Right now, if I create a Store for a collection of Users and I want to be able to mutate these User objects then I create actions for each CRUD mutation and then plumb that change through to the in-memory object inside my collection as well as persist the change to my server.

But as soon as I click on a specific User and load up a new page for that User, for example, then I need to create an all new Store just for a single User, which has all of the same mutations/actions available to it as the previously-mentioned collection Store (except now I don't need to pass the ID to every action payload).

The best approach I've seen on this topic is in this example's Readme: https://github.com/gaearon/flux-react-router-example

Does this approach make sense/jive with the Marty.js way of handling Stores, State Sources, etc?

1 comments

The method that you linked is the one I use currently.

Another way is to use a nested immutable data structure (something like immutable.js[1], react-cursor[2]), use only one store, and make all changes on this data structure and pass accordingly.

Even if you don't use immutable.js, I strongly suggest to use immutability with react update[3] or equivalent.

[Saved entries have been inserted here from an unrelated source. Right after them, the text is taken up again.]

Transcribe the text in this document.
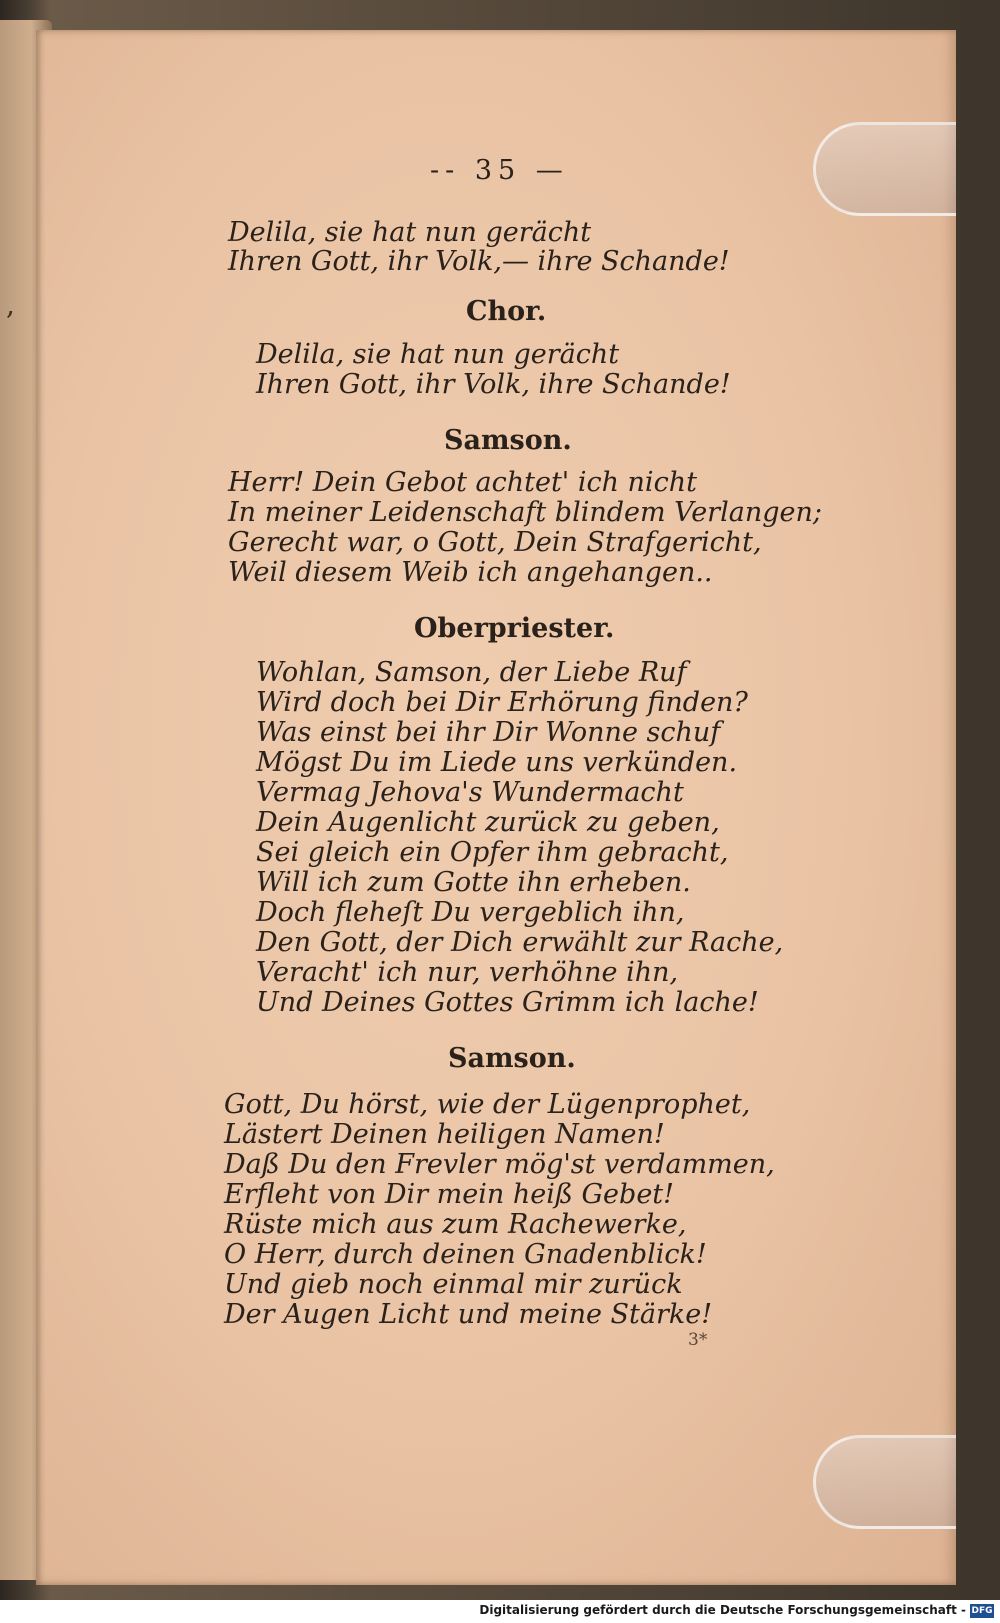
,
-- 35 —
Delila, sie hat nun gerächt
Ihren Gott, ihr Volk,— ihre Schande!
Chor.
Delila, sie hat nun gerächt
Ihren Gott, ihr Volk, ihre Schande!
Samson.
Herr! Dein Gebot achtet' ich nicht
In meiner Leidenschaft blindem Verlangen;
Gerecht war, o Gott, Dein Strafgericht,
Weil diesem Weib ich angehangen..
Oberpriester.
Wohlan, Samson, der Liebe Ruf
Wird doch bei Dir Erhörung finden?
Was einst bei ihr Dir Wonne schuf
Mögst Du im Liede uns verkünden.
Vermag Jehova's Wundermacht
Dein Augenlicht zurück zu geben,
Sei gleich ein Opfer ihm gebracht,
Will ich zum Gotte ihn erheben.
Doch fleheſt Du vergeblich ihn,
Den Gott, der Dich erwählt zur Rache,
Veracht' ich nur, verhöhne ihn,
Und Deines Gottes Grimm ich lache!
Samson.
Gott, Du hörst, wie der Lügenprophet,
Lästert Deinen heiligen Namen!
Daß Du den Frevler mög'st verdammen,
Erfleht von Dir mein heiß Gebet!
Rüste mich aus zum Rachewerke,
O Herr, durch deinen Gnadenblick!
Und gieb noch einmal mir zurück
Der Augen Licht und meine Stärke!
3*
Digitalisierung gefördert durch die Deutsche Forschungsgemeinschaft - DFG
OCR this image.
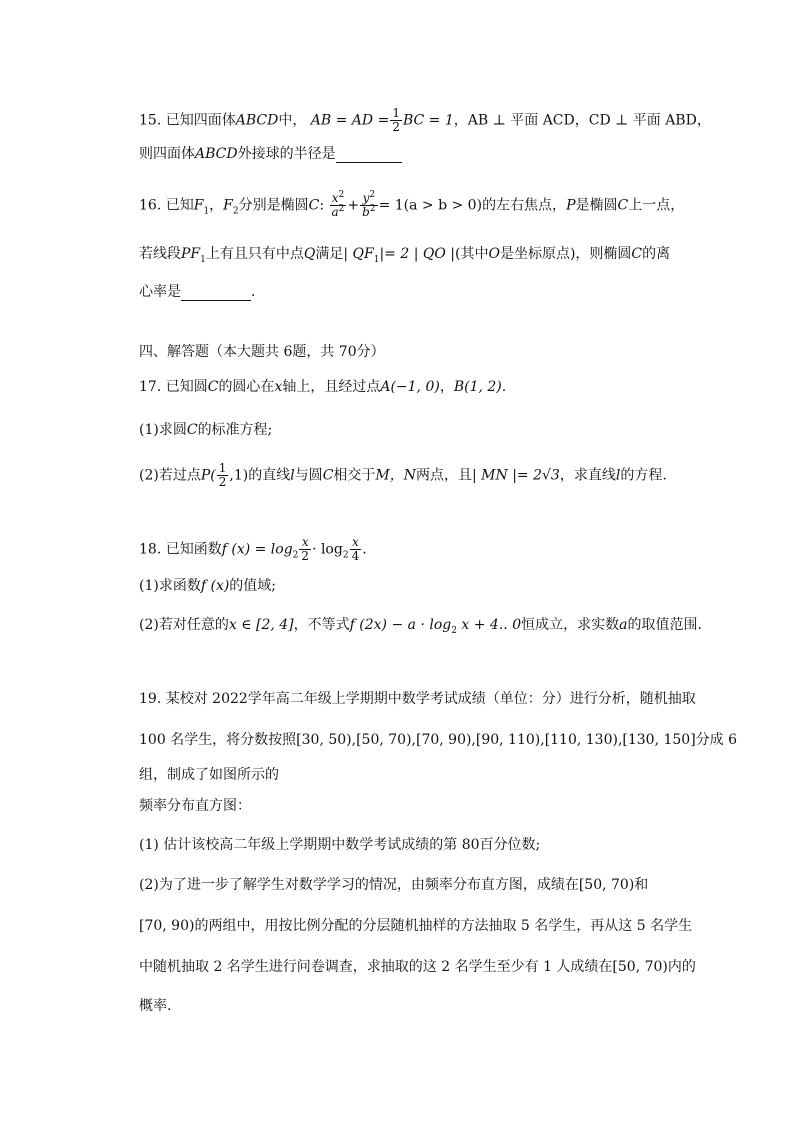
15. 已知四面体ABCD中， AB = AD = $\frac{1}{2}$ BC = 1，AB ⊥ 平面 ACD，CD ⊥ 平面 ABD，
则四面体ABCD外接球的半径是
16. 已知$F_1$，$F_2$分别是椭圆C: $\frac{x^2}{a^2} + \frac{y^2}{b^2} = 1(a > b > 0)$的左右焦点，P是椭圆C上一点，
若线段$PF_1$上有且只有中点Q满足| $QF_1|= 2$ | QO |(其中O是坐标原点)，则椭圆C的离
心率是	.
四、解答题（本大题共 6题，共 70分）
17. 已知圆C的圆心在x轴上，且经过点A(−1, 0)，B(1, 2).
(1)求圆C的标准方程;
(2)若过点$P( \frac{1}{2} ,1)$的直线l与圆C相交于M，N两点，且| MN |= 2√3，求直线l的方程.
18. 已知函数f $(x) = \log_2 \frac{x}{2} \cdot \log_2 \frac{x}{4}$ .
(1)求函数f (x)的值域;
(2)若对任意的x ∈ [2, 4]，不等式f $(2x) - a \cdot \log_2 x + 4$.. 0恒成立，求实数a的取值范围.
19. 某校对 2022学年高二年级上学期期中数学考试成绩（单位：分）进行分析，随机抽取
100 名学生，将分数按照[30, 50),[50, 70),[70, 90),[90, 110),[110, 130),[130, 150]分成 6
组，制成了如图所示的
频率分布直方图：
(1) 估计该校高二年级上学期期中数学考试成绩的第 80百分位数;
(2)为了进一步了解学生对数学学习的情况，由频率分布直方图，成绩在[50, 70)和
[70, 90)的两组中，用按比例分配的分层随机抽样的方法抽取 5 名学生，再从这 5 名学生
中随机抽取 2 名学生进行问卷调查，求抽取的这 2 名学生至少有 1 人成绩在[50, 70)内的
概率.
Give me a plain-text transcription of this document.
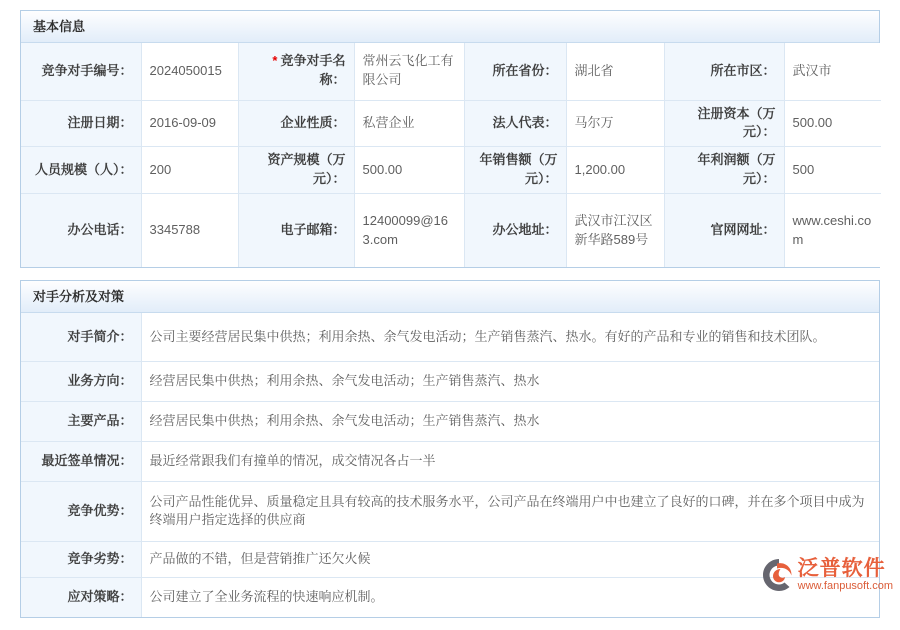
基本信息
竞争对手编号：	2024050015	* 竞争对手名称：	常州云飞化工有限公司	所在省份：	湖北省	所在市区：	武汉市
注册日期：	2016-09-09	企业性质：	私营企业	法人代表：	马尔万	注册资本（万元）：	500.00
人员规模（人）：	200	资产规模（万元）：	500.00	年销售额（万元）：	1,200.00	年利润额（万元）：	500
办公电话：	3345788	电子邮箱：	12400099@163.com	办公地址：	武汉市江汉区新华路589号	官网网址：	www.ceshi.com
对手分析及对策
对手简介：	公司主要经营居民集中供热；利用余热、余气发电活动；生产销售蒸汽、热水。有好的产品和专业的销售和技术团队。
业务方向：	经营居民集中供热；利用余热、余气发电活动；生产销售蒸汽、热水
主要产品：	经营居民集中供热；利用余热、余气发电活动；生产销售蒸汽、热水
最近签单情况：	最近经常跟我们有撞单的情况，成交情况各占一半
竞争优势：	公司产品性能优异、质量稳定且具有较高的技术服务水平，公司产品在终端用户中也建立了良好的口碑，并在多个项目中成为终端用户指定选择的供应商
竞争劣势：	产品做的不错，但是营销推广还欠火候
应对策略：	公司建立了全业务流程的快速响应机制。
泛普软件
www.fanpusoft.com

Things get way easier that way.

[1]: https://github.com/facebook/immutable-js

[2]: https://github.com/dustingetz/react-cursor

[3]: https://facebook.github.io/react/docs/update.html

Thanks for the suggestions. I've looked at immutable data structure libs some, but I haven't seen any real comprehensive examples showing the behavior you describe within the Flux pattern. Do you happen to know of any such examples?

I ask because the examples I see for react-cursor, etc typically show data being mutated directly inside the React component without using Actions/Stores/etc. Going this route means we lose the advantages such as a unidirectional data flow & the ability to centralize logic for interacting with a Store around well-defined Actions.

So if we did merge the Flux idea with Cursors, I assume we would keep a single Cursor as the underlying state inside a Store, and then use the traditional Action/ActionCreator model to allow React components/server updates to mutate this Store?

What is the big win here then vs. traditional (non-immutable) Stores (other than performance gains by using === in shouldComponentUpdate)? It seems to me you would still have to make a separate Store for editing a single item vs editing a collection.